We imagine the rest of the episodes might give Jules (Hunter Schafer) more to do, but there's little thus far for anyone else that suggests Levinson has anything real to say about them. (Given the way the remaining cast is utilized, perhaps all the backstage drama saved us from some potentially regrettable scenes for former players like Barbie Ferreira and Algee Smith.) But the characters themselves aren't the whole picture.
There's a bigger picture here
Sam Levinson has said in interviews that this season is about exploring a larger canvas as a metaphor for moving from the insular, self-centered world of adolescence into the challenges of adulthood. The stakes are higher because parents aren't around as guardrails. Cinematographer Marcell Rév still produces startling, rapturous images, now with a wider aspect ratio and more distinctly Western iconography to make the universe of "Euphoria" feel bigger and more immersive. Hans Zimmer has taken over the music reigns from Labyrinth and given the soundscapes a more epic and cinematic signature — but Labyrinth's distinctive experimentation is sorely missed, once as integral to the show's voice as Levinson's writing.
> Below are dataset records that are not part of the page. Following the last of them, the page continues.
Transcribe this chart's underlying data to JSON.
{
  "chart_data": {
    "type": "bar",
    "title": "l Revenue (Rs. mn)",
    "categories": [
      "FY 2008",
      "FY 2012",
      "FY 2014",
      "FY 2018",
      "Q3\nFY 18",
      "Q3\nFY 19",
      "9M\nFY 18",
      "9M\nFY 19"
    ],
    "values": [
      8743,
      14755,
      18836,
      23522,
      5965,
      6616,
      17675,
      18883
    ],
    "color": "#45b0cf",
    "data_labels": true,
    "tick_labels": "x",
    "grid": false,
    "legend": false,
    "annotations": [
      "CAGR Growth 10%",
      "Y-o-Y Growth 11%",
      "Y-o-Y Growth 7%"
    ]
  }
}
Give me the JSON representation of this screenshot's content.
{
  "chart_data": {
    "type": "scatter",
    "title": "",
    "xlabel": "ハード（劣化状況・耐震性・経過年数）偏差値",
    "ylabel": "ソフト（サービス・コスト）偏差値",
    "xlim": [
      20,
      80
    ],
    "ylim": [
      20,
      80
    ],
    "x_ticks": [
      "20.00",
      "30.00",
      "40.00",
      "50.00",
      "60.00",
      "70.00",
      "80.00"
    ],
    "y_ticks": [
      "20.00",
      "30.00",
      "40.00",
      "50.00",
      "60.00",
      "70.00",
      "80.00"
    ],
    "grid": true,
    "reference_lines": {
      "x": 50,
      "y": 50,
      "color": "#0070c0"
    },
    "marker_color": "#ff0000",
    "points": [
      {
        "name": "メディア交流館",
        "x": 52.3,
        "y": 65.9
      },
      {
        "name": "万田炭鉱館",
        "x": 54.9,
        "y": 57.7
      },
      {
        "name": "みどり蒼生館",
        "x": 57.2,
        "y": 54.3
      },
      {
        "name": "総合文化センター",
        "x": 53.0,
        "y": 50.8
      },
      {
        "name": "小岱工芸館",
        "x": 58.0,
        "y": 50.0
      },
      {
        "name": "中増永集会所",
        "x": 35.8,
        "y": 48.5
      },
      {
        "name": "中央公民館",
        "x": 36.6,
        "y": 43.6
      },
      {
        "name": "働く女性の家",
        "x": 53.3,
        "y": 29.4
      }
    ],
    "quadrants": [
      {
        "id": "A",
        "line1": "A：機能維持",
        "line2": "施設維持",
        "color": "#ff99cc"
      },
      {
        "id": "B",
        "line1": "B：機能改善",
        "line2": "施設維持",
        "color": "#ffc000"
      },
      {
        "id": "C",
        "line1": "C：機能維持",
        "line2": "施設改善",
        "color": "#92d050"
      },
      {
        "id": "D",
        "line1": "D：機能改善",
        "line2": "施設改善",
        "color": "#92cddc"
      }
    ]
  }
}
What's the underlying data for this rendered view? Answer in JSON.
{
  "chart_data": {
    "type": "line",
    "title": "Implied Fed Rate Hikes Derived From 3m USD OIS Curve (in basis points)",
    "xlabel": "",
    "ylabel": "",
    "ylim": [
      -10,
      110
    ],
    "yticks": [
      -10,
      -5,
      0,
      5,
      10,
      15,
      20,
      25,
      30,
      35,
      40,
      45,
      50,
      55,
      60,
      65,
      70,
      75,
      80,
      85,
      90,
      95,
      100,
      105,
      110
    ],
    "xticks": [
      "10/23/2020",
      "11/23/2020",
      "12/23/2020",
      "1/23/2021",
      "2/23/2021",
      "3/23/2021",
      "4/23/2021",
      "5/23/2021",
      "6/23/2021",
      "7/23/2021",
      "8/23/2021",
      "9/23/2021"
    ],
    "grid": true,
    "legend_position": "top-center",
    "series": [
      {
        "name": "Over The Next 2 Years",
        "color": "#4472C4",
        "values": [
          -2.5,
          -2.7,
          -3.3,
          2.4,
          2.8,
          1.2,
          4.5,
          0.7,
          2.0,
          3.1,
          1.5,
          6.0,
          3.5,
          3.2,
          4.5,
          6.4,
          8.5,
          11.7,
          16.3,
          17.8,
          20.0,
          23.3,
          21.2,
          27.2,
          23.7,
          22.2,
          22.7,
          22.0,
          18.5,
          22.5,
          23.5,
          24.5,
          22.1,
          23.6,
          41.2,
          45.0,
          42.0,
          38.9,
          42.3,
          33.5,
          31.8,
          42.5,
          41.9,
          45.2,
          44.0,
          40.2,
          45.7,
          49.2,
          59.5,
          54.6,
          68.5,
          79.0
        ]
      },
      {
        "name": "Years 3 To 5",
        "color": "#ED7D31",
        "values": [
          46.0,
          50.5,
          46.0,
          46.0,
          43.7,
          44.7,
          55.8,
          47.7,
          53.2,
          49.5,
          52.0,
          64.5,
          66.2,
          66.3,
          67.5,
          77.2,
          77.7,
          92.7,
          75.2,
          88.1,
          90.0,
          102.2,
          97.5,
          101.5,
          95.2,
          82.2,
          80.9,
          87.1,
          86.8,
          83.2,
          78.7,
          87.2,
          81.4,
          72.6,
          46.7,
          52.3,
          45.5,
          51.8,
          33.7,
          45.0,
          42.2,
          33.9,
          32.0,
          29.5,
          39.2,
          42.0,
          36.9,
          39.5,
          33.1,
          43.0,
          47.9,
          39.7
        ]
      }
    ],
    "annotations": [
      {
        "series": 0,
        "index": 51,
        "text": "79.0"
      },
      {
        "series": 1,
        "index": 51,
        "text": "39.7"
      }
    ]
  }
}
Things feel more outsized, to be sure. But there's been such a flattening of the characterization that placing these lesser simulacrums of figures we've grown to love into these new environs only serves to accentuate how much texture and nuance the writing has lost season after season. Sadly, one of the only core elements of the show that hasn't changed is the one that could most freely be excised: Levinson's lecherous, exploitative eye and his tendency to construct narratives for the sole purpose of building an opportunity to luxuriate on the bodies of his stars. At times, the show feels like a Mad Libs filled in to maximize puerile imagery above all else, and within the creative aims of the new episodes, is all the poorer for it.
Season 3 of "Euphoria" is at its best as a pulpy, cartoonish approximation of the way early adulthood is an endless maze of coveting the seemingly enviable lives of your peers, unable to see through the strained charades they perform. The shame-driven facades would crumble under the lightest scrutiny if everyone wasn't already so concerned with keeping up their own self-deceptions. But where the show used to seem too mature and provocative for a soap opera about teenagers, it now feels much too childish for a crime drama about adults. Time will tell if Levinson is able to strike a better balance with the remaining episodes, but from what we've seen so far, it doesn't feel particularly likely.
"Euphoria" Season 3 premieres on HBO on April 12, with one episode dropping every Sunday.